Thanks to Fire Chief Ben Waller, Hilton Head Fire Department for this information originally posted here on the FFN that can be seen by clicking this link.
that force will be applied down through the red arrow- in other words, there's no structural strength udnerneath the row.
Should read, "Down through the orange arrow"
It doesn't matter - the force will still be collected at the top of the cribbing stack, transferred through the cribbing stack, and distributed to the ground by the bottom of the cribbing stack, regardless of how many pieces of cribbing are on the bottom layer.
It's the basic "Double Funnel" USAR shoring principle at work.
It's also the same principle by which the walls of the house hold up the roof even if there are no columns directly beneath the center of the house.
As long as the bottom of the cribbing stack crush strength is not exceeded by the weight of the lift the bottom cribbing layer does not need to be solid.
Overbuilding cribbing stacks wastes both cribbing and time.
There is nothing wrong with how that cribbing stack is built.
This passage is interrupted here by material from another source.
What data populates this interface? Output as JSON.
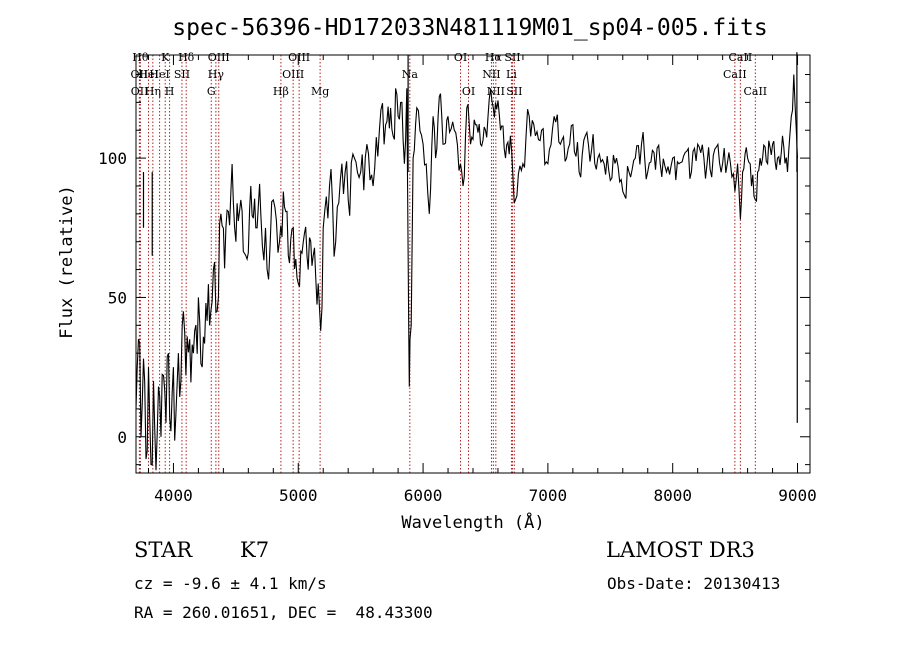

The solid top layer is designed to support the wedges that are filling the angled void, as John Crabbe stated.
There is no need to have solid layeres below that. The force is simply transferred laterally to the cribbing layers, transferred vertically down to the bottom two cribbing pieces, then distributed to the ground.
The force does not need to be transferred straight down for the cribbing to work.
We have the Rescue Airbags in our Rescue truck. When I was trained on it we were told to use them in conjunction with cribbing, and to inflate them each slightly one after the other (Example: Inflate Bag A a little, Inflate Bag B a little, Inflate Bag A a little bit, etc). This was to help ensure that there was stability.
From what I remember in the video is the PD ES unit using the jaws in a rush job to get the guy out, but it slipped and the guy was crushed by the vehicle. The way that some people were talking about it gave me the impression that there's some tension between the FD and PD, creating some competition as to who gets to do extrications and other heavy rescue operations.
Proper precautions must always be taken. Using the spreaders in such a capacity, as shown in the video, was a terrible idea, which ended tragically.